Hurra, sie sind wieder da. Der Jubelruf gilt Herrn Wang und seiner Frau Wu, die bei mir um die Ecke am frühen Morgen wieder ihren mobilen Frühstücksstand aufstellen. Acht Tage waren sie zum chinesischen Neujahr bei den Eltern auf dem Land, rund 700 Kilometer entfernt im mittelchinesischen Henan. Allein die Bahnfahrt im völlig überfüllten Zug zurück hat zwölf Stunden gedauert.

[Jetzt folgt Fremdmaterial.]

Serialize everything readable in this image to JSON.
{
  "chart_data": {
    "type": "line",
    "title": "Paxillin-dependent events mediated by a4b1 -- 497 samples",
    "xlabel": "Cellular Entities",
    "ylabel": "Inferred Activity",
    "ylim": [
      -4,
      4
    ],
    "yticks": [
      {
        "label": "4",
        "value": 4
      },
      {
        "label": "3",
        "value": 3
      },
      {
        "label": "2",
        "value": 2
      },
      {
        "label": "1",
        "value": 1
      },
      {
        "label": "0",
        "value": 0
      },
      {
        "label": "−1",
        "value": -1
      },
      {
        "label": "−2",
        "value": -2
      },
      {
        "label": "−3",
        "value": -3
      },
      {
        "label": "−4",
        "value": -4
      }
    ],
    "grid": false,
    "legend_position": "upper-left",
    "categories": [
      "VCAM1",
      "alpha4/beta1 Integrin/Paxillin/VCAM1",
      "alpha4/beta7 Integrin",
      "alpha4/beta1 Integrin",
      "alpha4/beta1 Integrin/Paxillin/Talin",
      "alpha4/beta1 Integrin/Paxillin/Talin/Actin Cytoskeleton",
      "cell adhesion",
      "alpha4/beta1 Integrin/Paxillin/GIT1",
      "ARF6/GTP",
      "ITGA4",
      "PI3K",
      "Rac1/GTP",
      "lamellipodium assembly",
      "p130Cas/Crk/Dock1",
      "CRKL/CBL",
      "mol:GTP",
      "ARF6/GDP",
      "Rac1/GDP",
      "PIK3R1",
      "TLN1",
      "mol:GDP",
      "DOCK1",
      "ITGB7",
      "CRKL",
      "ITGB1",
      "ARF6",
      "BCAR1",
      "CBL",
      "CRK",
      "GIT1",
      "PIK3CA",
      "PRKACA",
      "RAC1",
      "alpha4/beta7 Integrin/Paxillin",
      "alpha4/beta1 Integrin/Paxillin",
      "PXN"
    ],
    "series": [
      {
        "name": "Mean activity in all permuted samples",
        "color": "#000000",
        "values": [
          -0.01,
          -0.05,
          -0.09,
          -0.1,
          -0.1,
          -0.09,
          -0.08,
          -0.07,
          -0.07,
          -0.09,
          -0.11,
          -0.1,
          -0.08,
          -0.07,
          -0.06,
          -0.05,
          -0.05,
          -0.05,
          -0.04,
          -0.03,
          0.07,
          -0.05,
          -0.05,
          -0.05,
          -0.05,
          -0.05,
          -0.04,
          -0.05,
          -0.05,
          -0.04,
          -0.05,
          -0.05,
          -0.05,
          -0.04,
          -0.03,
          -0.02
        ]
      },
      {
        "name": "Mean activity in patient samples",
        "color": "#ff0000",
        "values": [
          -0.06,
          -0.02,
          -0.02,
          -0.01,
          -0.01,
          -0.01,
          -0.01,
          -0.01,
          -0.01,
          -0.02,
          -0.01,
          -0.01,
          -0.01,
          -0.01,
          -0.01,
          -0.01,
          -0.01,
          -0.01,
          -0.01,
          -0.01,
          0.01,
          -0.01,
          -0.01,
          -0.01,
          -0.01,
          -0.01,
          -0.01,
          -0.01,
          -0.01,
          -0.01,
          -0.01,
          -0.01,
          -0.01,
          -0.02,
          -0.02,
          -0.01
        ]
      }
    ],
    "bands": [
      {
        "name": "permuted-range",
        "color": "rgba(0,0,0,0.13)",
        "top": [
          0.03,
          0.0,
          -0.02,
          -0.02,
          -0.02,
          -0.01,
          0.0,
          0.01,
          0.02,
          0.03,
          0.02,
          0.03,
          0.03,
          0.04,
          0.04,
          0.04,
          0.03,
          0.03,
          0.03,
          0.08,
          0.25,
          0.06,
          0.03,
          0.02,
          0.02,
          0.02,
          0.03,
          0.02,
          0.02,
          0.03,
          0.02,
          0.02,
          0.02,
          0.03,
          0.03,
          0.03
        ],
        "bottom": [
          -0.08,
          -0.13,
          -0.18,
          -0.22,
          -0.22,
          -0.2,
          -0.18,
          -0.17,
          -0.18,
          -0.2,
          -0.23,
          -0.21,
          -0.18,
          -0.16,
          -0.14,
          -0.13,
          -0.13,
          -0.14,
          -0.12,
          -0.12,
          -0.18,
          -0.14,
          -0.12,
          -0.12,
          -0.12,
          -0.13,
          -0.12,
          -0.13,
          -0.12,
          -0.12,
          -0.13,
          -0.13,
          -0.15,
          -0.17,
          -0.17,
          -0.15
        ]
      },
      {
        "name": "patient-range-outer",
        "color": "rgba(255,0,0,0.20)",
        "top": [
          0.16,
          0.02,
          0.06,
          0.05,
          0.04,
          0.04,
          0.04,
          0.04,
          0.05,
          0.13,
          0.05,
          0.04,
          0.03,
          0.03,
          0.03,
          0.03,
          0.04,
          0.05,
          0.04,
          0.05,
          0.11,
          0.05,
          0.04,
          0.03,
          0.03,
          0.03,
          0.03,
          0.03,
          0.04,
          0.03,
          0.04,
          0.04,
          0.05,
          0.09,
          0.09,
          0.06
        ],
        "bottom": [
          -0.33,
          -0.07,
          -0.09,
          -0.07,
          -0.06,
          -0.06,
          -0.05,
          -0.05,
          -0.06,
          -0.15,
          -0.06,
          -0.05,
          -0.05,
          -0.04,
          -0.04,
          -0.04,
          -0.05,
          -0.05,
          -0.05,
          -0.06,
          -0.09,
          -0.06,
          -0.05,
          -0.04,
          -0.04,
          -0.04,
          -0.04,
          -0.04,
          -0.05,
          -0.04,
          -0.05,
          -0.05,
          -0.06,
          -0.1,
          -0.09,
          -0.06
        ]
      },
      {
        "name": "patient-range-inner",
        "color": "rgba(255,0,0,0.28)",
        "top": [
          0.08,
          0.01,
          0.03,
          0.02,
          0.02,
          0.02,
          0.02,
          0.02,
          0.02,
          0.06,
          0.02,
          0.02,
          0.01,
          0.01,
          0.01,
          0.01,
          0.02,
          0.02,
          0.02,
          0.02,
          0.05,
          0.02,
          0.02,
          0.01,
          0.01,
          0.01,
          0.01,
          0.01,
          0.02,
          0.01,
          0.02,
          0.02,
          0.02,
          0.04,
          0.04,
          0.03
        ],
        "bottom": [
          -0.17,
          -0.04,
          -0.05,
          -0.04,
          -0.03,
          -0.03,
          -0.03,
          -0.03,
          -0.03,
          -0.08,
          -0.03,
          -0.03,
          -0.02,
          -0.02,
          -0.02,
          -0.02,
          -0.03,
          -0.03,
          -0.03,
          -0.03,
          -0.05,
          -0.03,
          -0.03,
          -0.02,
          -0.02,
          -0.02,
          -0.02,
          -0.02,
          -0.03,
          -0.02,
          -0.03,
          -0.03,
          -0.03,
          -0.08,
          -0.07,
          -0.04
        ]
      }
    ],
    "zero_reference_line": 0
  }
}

Die Pekinger in meinem Viertel haben schon ungeduldig auf sie gewartet. Nun stehen sie Schlange vor dem Küchenwagen. Wang hat den Anhänger mit einem Dreirad-Motorkarren herangebracht. Auf der Ladefläche seines Karrens ist genug Platz, um noch fünf Riesentöpfe aufzustellen – voller heißer Breisorten mit roten Bohnen, Kürbis, Hirse, Songhuadan-Eiern und Doujiang (Sojabohnenmilch). Die Portion kostet drei Yuan (umgerechnet 40 Cent) im speziellen Pappbecher. Wang gibt einen großen Strohhalm dazu – zum Schlürfen für unterwegs. Ungeübte können sich daran ganz schön die Kehle verbrennen.

Der mobile Frühstückswagen von Herrn Wang und Frau Wu.
Erling

Das alles ist für Europäer gewöhnungsbedürftig, besonders die dazugehörenden Teigtaschen. Wang brät sie aus vorgeknetetem frischem Teig, schlägt ein Ei hinein und brutzelt alles auf seiner großen Herdplatte knusprig aus. Wu füllt Salzgemüse hinein und streicht zweierlei Chilisoßen darüber.

Salatblatt als Krönung

Die Grundversion lässt sich zur doppelt so teuren Deluxe-Version aufstocken mit einer Scheibe gegrilltem Schinken, Hühnerbrust oder einem Würstchen. Als Krönung – auch farblich – kommt ein frisches grünes Salatblatt dazwischen. Für ganz Eilige hängen am Stand QR-Codes aus, damit sie noch schneller bargeldlos zahlen können.

Frühstückskarren mit Breibehältern von Herrn Wang und Frau Wu.

Von 6.30 bis um neun Uhr gibt es Frühstück auf der Straße im Akkordtempo. Dann aber müssen die beiden schlagartig weg, sonst beschlagnahmen Ordnungsbeamte ihren Wagen. Vor fünf Uhr sind sie aufgestanden. Wie hunderte andere Ehepaare holten sie sich von einer der Frühstücksgesellschaften ihre fahrende Küche und die vorbereiteten Nahrungsmittel ab.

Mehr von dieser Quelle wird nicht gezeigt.